By 3 she's out the door. She gives a lingering glance to her neighbor, Samantha Smythe, who is just coming in.
Bridgeport is a curious place.
Rafael is up several hours later. His shift is in the afternoon, so he is no hurry to get ready to leave.
Tula comes downstairs groggily. She's not really sure why, but early mornings in Bridgeport are much harder than they ever were in Appaloosa Plains or Shang Simla.
"Mor-," she stops speaking abruptly as she notices Rafael fully, "You normally lounge around in your underwear?"
Well, that answers that.
As Rafael sits down for breakfast, Tula finishes her bowl of cereal.
"Man, I'll probably be late," Tula sighs, looking at the clock, "I'm coming home late tonight, I have to take one of our 'important connections' out to dinner tonight."
"Ah, yes. I know your pain. Have fun!"
Tula was surprised when Renee Littler, up and coming star journalist, offers to not only drive the two of them to their work dinner, but insists on going to the diner instead of the Bistro.
"Diner's cheaper, and quicker. I have an important article to finish up tonight, you understand."
Tula nods, even though aside from more paperwork and readings, she doesn't really have anything to do for work.
"Don't take this the wrong way, um... Tula, right? Yeah, but I don't need empty praise from your boss. It's lovely, of course, but I'm a busy woman."
"Oh it's anything but empty.
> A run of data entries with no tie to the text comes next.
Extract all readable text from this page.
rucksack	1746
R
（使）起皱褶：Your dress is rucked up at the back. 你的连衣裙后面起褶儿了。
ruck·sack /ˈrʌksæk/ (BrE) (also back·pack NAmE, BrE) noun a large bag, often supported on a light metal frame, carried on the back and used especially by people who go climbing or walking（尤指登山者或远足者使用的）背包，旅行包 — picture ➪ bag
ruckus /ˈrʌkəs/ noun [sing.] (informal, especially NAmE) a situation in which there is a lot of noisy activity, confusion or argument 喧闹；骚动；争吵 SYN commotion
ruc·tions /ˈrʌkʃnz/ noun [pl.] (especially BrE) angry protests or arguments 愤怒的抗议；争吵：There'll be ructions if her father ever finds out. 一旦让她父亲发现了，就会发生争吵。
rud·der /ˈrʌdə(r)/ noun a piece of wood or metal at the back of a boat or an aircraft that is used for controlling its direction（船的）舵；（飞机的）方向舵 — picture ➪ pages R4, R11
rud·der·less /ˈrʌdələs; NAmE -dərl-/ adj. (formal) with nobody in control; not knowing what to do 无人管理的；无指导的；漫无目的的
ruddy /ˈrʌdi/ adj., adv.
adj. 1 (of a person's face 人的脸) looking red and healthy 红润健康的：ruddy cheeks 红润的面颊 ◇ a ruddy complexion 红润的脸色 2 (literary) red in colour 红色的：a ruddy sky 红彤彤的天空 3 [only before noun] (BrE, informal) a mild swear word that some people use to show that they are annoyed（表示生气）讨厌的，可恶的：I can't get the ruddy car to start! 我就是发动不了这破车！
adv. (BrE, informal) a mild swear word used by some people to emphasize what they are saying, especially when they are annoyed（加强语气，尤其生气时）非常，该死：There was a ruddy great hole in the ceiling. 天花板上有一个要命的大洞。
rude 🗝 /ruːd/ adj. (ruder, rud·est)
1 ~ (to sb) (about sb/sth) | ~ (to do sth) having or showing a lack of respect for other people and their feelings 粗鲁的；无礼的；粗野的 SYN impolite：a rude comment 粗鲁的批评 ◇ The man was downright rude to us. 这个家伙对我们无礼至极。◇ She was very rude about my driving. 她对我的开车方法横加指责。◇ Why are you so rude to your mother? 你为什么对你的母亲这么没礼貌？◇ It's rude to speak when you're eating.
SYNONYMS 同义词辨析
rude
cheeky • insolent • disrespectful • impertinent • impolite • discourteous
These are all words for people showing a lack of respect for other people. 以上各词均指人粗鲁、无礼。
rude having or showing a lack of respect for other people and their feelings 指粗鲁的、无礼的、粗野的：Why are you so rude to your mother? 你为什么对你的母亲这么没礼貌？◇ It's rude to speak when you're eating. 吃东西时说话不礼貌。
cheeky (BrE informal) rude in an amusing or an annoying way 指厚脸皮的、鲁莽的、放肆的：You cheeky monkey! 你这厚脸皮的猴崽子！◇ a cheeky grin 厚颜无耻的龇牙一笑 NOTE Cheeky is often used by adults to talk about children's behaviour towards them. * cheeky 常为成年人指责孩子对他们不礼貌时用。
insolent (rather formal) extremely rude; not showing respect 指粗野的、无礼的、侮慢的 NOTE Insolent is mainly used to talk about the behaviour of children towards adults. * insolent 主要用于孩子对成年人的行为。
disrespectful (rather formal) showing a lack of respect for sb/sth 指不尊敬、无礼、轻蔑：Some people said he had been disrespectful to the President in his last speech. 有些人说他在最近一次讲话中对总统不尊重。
Your article on Twinbrook's water sanitation program was brilliant. I think a lot of people overlook the importance of community involvement in these initiatives, but you actually talked to those people, described accurately but not too complicatedly the effects of poor water sanitation on everyday life, and how new innovations have actually tackled the problem."
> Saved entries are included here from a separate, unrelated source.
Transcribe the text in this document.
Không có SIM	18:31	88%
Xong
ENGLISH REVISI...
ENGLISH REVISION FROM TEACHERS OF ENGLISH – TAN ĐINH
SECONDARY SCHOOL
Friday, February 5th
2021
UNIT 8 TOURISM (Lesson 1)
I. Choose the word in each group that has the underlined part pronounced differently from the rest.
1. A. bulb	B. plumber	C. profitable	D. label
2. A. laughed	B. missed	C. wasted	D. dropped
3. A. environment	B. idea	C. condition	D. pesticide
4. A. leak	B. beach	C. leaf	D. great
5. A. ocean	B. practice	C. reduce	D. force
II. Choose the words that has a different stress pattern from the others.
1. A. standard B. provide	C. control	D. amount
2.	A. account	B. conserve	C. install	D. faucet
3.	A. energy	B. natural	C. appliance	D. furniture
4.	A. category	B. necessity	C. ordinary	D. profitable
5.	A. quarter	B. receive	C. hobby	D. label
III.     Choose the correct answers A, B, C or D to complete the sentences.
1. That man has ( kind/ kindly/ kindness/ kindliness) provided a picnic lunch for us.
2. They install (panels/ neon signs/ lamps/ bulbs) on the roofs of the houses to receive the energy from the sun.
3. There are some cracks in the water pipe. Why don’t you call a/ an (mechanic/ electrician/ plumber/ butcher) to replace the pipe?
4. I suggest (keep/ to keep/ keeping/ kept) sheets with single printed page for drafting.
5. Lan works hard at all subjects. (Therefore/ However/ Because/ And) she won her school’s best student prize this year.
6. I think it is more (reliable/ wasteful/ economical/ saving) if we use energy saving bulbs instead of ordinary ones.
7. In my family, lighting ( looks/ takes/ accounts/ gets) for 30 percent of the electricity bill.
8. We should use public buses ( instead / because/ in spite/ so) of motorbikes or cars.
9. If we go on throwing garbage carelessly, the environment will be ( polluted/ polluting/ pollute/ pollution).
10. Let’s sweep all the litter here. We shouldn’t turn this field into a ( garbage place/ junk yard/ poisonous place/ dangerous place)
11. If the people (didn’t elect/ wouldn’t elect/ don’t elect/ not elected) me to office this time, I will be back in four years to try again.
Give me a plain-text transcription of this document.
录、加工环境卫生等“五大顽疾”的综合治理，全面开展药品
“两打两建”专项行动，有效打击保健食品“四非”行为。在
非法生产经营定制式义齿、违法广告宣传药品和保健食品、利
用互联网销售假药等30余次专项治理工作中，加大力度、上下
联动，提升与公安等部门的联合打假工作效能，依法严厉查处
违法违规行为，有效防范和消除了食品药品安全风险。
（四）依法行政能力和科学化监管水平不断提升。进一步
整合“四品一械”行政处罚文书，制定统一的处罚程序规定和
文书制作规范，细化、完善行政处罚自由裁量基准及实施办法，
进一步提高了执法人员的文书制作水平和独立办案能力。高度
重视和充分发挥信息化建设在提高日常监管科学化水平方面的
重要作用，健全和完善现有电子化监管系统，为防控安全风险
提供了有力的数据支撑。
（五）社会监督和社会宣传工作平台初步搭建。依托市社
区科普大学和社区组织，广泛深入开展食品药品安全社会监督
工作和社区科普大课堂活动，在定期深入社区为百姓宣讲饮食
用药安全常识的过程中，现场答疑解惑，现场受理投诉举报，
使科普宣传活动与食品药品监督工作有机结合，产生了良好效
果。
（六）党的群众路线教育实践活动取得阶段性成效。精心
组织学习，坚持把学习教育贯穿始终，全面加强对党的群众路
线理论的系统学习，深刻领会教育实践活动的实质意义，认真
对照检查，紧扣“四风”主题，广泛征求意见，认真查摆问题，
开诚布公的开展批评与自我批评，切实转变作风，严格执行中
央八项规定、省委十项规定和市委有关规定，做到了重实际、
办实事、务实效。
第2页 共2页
Renee laughs, "You've done your homework."
"Oh, it's not homework. I like reading your articles. Because, for example, you don't just talk about the innovations, like the instant water purifier, and how they work, but you point out their limitations and how they can be improved."
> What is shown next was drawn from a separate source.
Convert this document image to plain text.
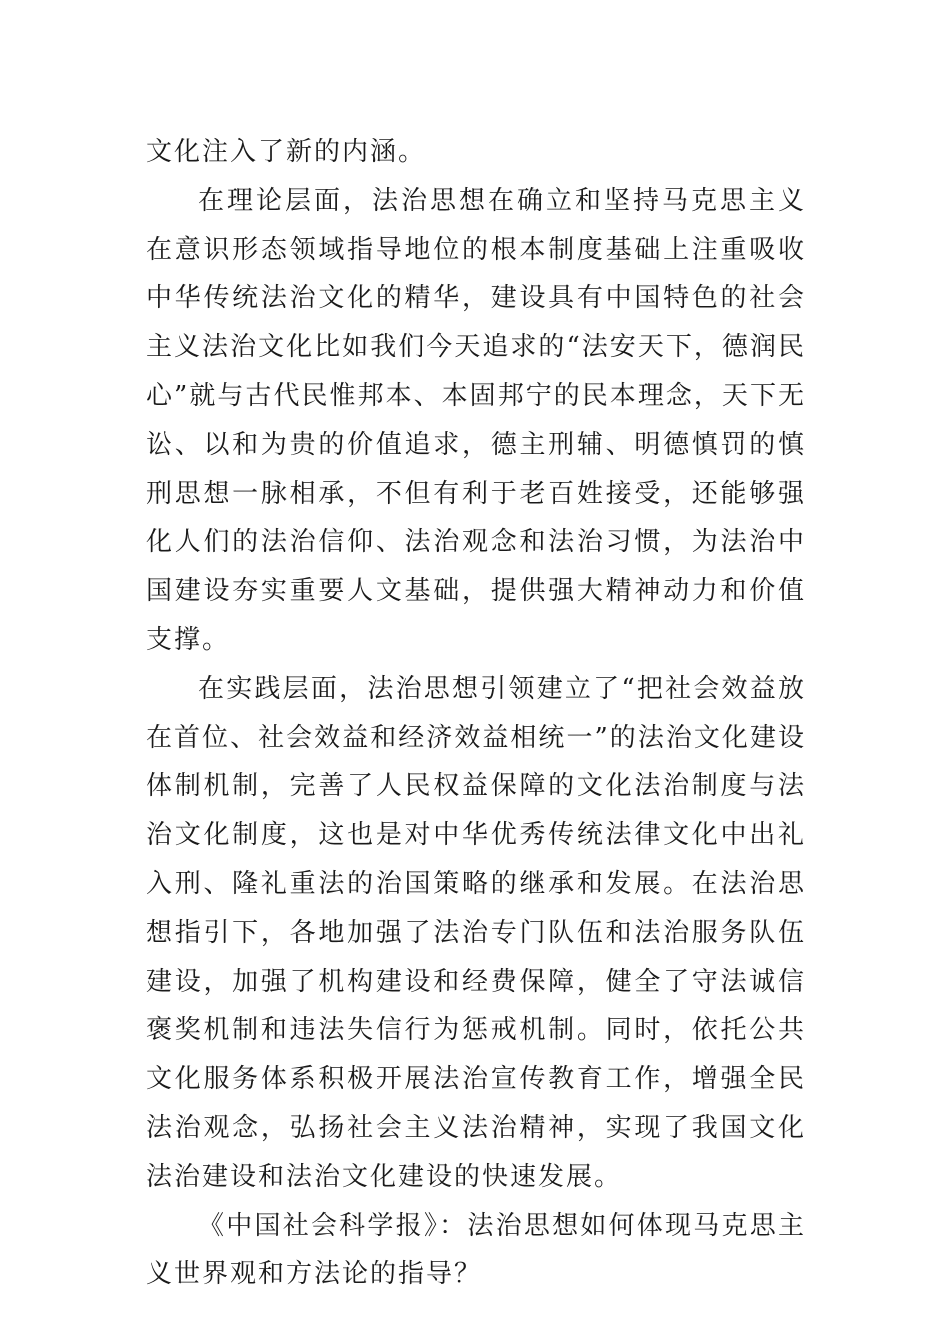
文化注入了新的内涵。

在理论层面，法治思想在确立和坚持马克思主义在意识形态领域指导地位的根本制度基础上注重吸收中华传统法治文化的精华，建设具有中国特色的社会主义法治文化比如我们今天追求的“法安天下，德润民心”就与古代民惟邦本、本固邦宁的民本理念，天下无讼、以和为贵的价值追求，德主刑辅、明德慎罚的慎刑思想一脉相承，不但有利于老百姓接受，还能够强化人们的法治信仰、法治观念和法治习惯，为法治中国建设夯实重要人文基础，提供强大精神动力和价值支撑。

在实践层面，法治思想引领建立了“把社会效益放在首位、社会效益和经济效益相统一”的法治文化建设体制机制，完善了人民权益保障的文化法治制度与法治文化制度，这也是对中华优秀传统法律文化中出礼入刑、隆礼重法的治国策略的继承和发展。在法治思想指引下，各地加强了法治专门队伍和法治服务队伍建设，加强了机构建设和经费保障，健全了守法诚信褒奖机制和违法失信行为惩戒机制。同时，依托公共文化服务体系积极开展法治宣传教育工作，增强全民法治观念，弘扬社会主义法治精神，实现了我国文化法治建设和法治文化建设的快速发展。

《中国社会科学报》：法治思想如何体现马克思主义世界观和方法论的指导？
"Well, just re-stating facts is lazy journalism. Take that water purifier- how misleading would it be if I just said it was the best thing ever and it's been so helpful to Twinbrook?"
"As far as most people are concerned, it is the best thing ever. The problem of regulation, mass production, its sometimes limited effectiveness, and ensuring that people actually use it properly are incredibly important. I bet the scientists didn't tell you all of that. You studied the water purifier itself and looked at the data and experiment results. Otherwise how else would you have caught that an alarming amount of the trial data they were using to market and promote it was anomalous data, or based on unverified experiments?"
When Renee smiles, Tula knows she's succeeded.
The diner is crowded and noisy, but Renee doesn't seem to care. Their dinner goes by quickly, with Tula only having to extend her thanks on behalf of her boss for Renee's "informative" articles, and Renee graciously accepting the praise.
Tula suspects city hall only wants to get on Renee's good graces. Her critical pieces can make or completely destroy businesses. Once she goes into investigative journalism, Tula's superiors could be under Renee's magnifying glass.
Renee sweeps Tula into a hug, "That was actually a nice dinner. Nice to talk to someone with a brain for a change."
Tula smiles, "Oh, I don't know what you mean..."
"No, really. You have a good critical eye for information. I doubt many people understand all of the information I put into my articles."
"If you ever want to stroke my ego again, I'm all ears."
Tula nods, "No problem."
Once Tula gets home, her energy seems to leak out of her all at once. Keeping up with Renee was no easy task and she's definitely ready for bed.
Looking at her phone- which reports that the time is 1:31 AM- she sighs. She has to be up in five and a half hours.
She can't wait to get the afternoon shift.